Pendant qu’une certaine frange de nationalistes blancs, poussés par la peur de perdre leur position de domination, maudissait l’immigration à droite, bien des minorités se réjouissaient de voir arriver au loin leur jour de gloire et de revanche. Sous le règne de Trump, cette anxiété semble plus évidente et le suprémacisme blanc, plus ostentatoire. En arrière de cette grande peur, il y a l’instrumentalisation de l’immigration par laquelle arrivera la grande dilution dans cette Amérique qui refuse que les métis puissent exister sans choisir. Mais revenons en Australie.

En Australie, en dehors des aborigènes, les autres indigènes qui se feront remplacer avec l’arrivée des Européens sont les marsupiaux. Ces groupes de mammifères au mode de reproduction atypique, qui étaient isolés sur ce continent depuis des millions d’années, connaîtront des heures sombres avec l’arrivée des chèvres, des moutons, des rats, des chats, des chiens et autres animaux de la ferme.

Ces mammifères dits placentaires, au mode de reproduction plus efficace, feront péricliter les marsupiaux, un peu comme les Européens l’ont fait aux aborigènes. Les chasseurs-cueilleurs ont exterminé la mégafaune avant d’être presque exterminés par les Européens, qui mèneront du même coup les marsupiaux au bord du précipice en les soumettant massivement à la compétition des mammifères placentaires. C’est un peu ça, l’histoire de l’Australie que ne veut pas voir le terroriste le plus célèbre du pays.

Je plains ces gens de tous bords qui croient que, comme les travaux routiers, l’identité et les appartenances doivent être coulées dans le béton jusqu’à la fin des temps.

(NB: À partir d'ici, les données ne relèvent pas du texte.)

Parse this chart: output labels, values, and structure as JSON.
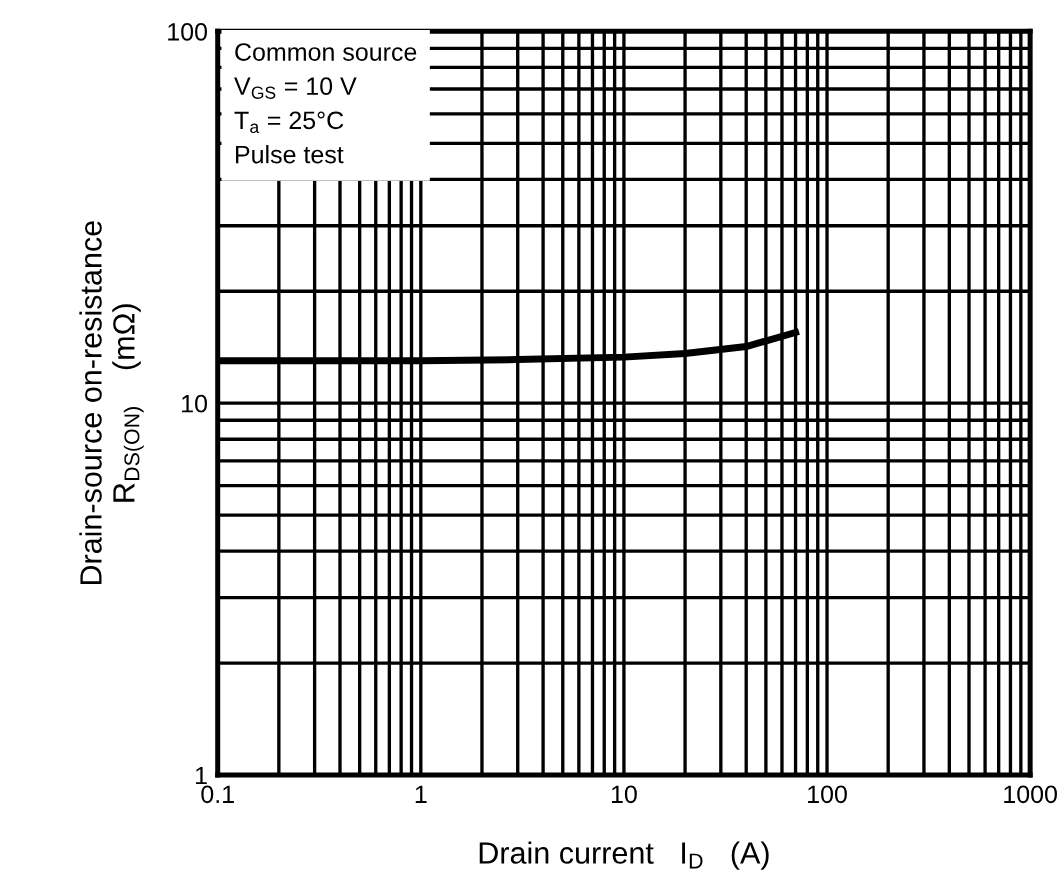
{
  "chart_data": {
    "type": "line",
    "xlabel": "Drain current   I$_{D}$   (A)",
    "ylabel": "Drain-source on-resistance\nR$_{DS(ON)}$    (mΩ)",
    "annotations": [
      "Common source",
      "V$_{GS}$ = 10 V",
      "T$_{a}$ = 25°C",
      "Pulse test"
    ],
    "log": "xy",
    "grid": true,
    "xlim": [
      0.1,
      1000
    ],
    "xticks": [
      0.1,
      1,
      10,
      100,
      1000
    ],
    "ylim": [
      1,
      100
    ],
    "yticks": [
      1,
      10,
      100
    ],
    "series": [
      {
        "color": "#000000",
        "x": [
          0.1,
          1,
          3,
          10,
          20,
          40,
          70
        ],
        "values": [
          13,
          13,
          13.1,
          13.3,
          13.6,
          14.2,
          15.5
        ]
      }
    ]
  }
}
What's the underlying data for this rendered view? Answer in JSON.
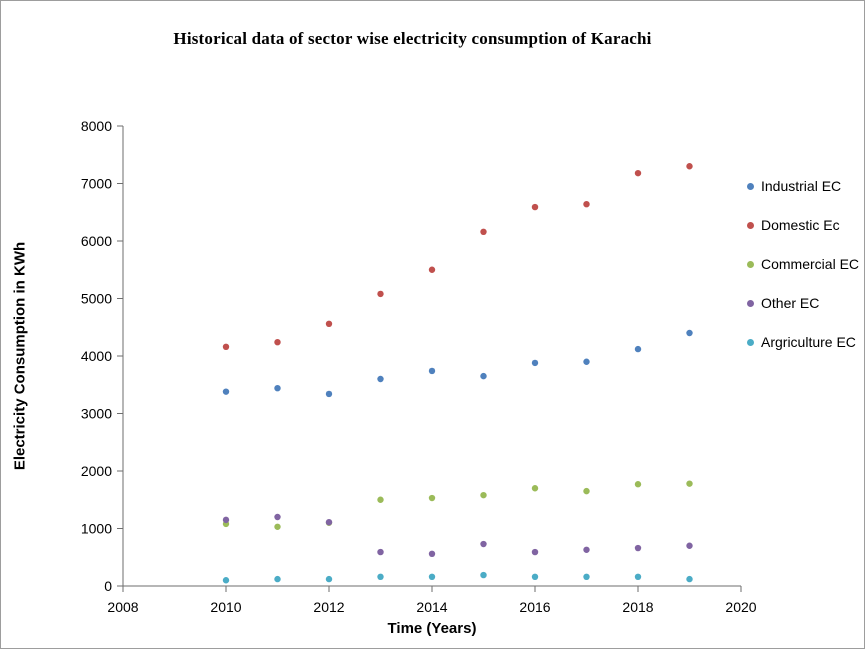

Je les plains parce qu’ils refusent d’accepter que les mélanges de gènes soient l’un des plus puissants moteurs de l’évolution.

Peut-être faut-il rappeler aux adeptes de la pureté génétique que pour chaque cellule de leur corps, il y a 10 cellules bactériennes. Ce qui crédite les bactéries d’une majorité absolue dans chaque corps humain. Comment prétendre à la pureté génétique quand on est fait de 100 fois plus de gènes microbiens que de gènes humains ? Même les bactéries, qui se reproduisent en se séparant en deux parties identiques, prennent parfois le temps d’échanger des fragments de matériel génétique pour augmenter la diversité et, par conséquent, la force de leur population.

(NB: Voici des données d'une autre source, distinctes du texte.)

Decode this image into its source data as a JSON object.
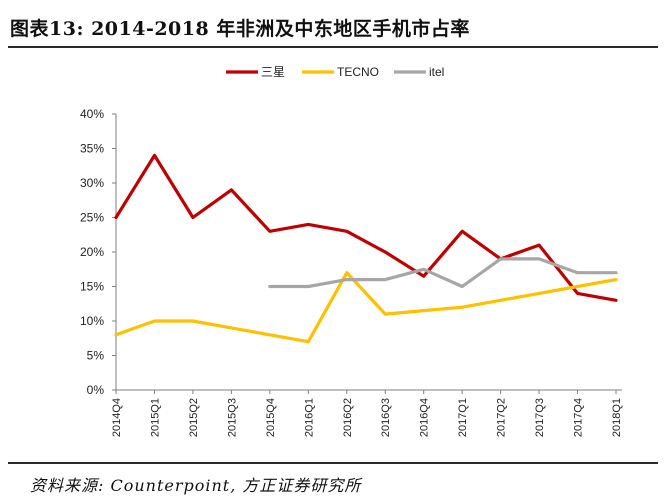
{
  "header": {
    "title": "图表13:  2014-2018 年非洲及中东地区手机市占率"
  },
  "footer": {
    "source": "资料来源: Counterpoint, 方正证券研究所"
  },
  "colors": {
    "samsung": "#c00000",
    "tecno": "#ffc000",
    "itel": "#a6a6a6"
  },
  "chart_data": {
    "type": "line",
    "title": "",
    "xlabel": "",
    "ylabel": "",
    "ylim": [
      0,
      40
    ],
    "yticks": [
      "0%",
      "5%",
      "10%",
      "15%",
      "20%",
      "25%",
      "30%",
      "35%",
      "40%"
    ],
    "categories": [
      "2014Q4",
      "2015Q1",
      "2015Q2",
      "2015Q3",
      "2015Q4",
      "2016Q1",
      "2016Q2",
      "2016Q3",
      "2016Q4",
      "2017Q1",
      "2017Q2",
      "2017Q3",
      "2017Q4",
      "2018Q1"
    ],
    "legend_position": "top",
    "series": [
      {
        "name": "三星",
        "color": "#c00000",
        "values": [
          25,
          34,
          25,
          29,
          23,
          24,
          23,
          20,
          16.5,
          23,
          19,
          21,
          14,
          13
        ]
      },
      {
        "name": "TECNO",
        "color": "#ffc000",
        "values": [
          8,
          10,
          10,
          9,
          8,
          7,
          17,
          11,
          11.5,
          12,
          13,
          14,
          15,
          16
        ]
      },
      {
        "name": "itel",
        "color": "#a6a6a6",
        "values": [
          null,
          null,
          null,
          null,
          15,
          15,
          16,
          16,
          17.5,
          15,
          19,
          19,
          17,
          17
        ]
      }
    ]
  }
}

Chez ceux qui se référent aux thèses de Renaud Camus ou aux prophéties du journaliste Stephen Smith, à qui on doit un autre pamphlet intitulé La ruée vers l’Europe, les mythes sont indécrottables. Ici, on prédit le remplacement de 25 % des populations européennes dites « de souche » par des migrants subsahariens en 2050. Pour la droite identitaire déjà très préoccupée par le complot d’islamisation de l’Europe, j’imagine que la faillite anticipée d’une bonne partie des salons de bronzage dans à peine une génération est la nouvelle de trop.

En France, si une étude publiée en septembre 2018 par l’Institut national d’études démographiques (INED) a complètement invalidé cette prévision alarmiste, chez les adeptes du complot et autres fanatiques du niveau d’activité mélanocytaire, les préjugés sont tenaces. Les chercheurs évaluent ce pourcentage de subsahariens dans la population française à 2,9 % en 2050. On est bien loin de l’invasion africaine qui fait broyer du noir chez une certaine droite identitaire xénophobe.

Pourquoi l’Europe, qui a envahi, colonisé et exterminé tellement de populations sur Terre, sombre-t-elle dans une profonde réclusion identitaire propice à ces idées bien exagérées de remplacement et de substitution de sa dite civilisation judéo-chrétienne ? Bon, disons une partie de l’Europe, car bien heureusement, les gens pour combattre ces idées d’exclusion sont encore largement majoritaires sur le continent.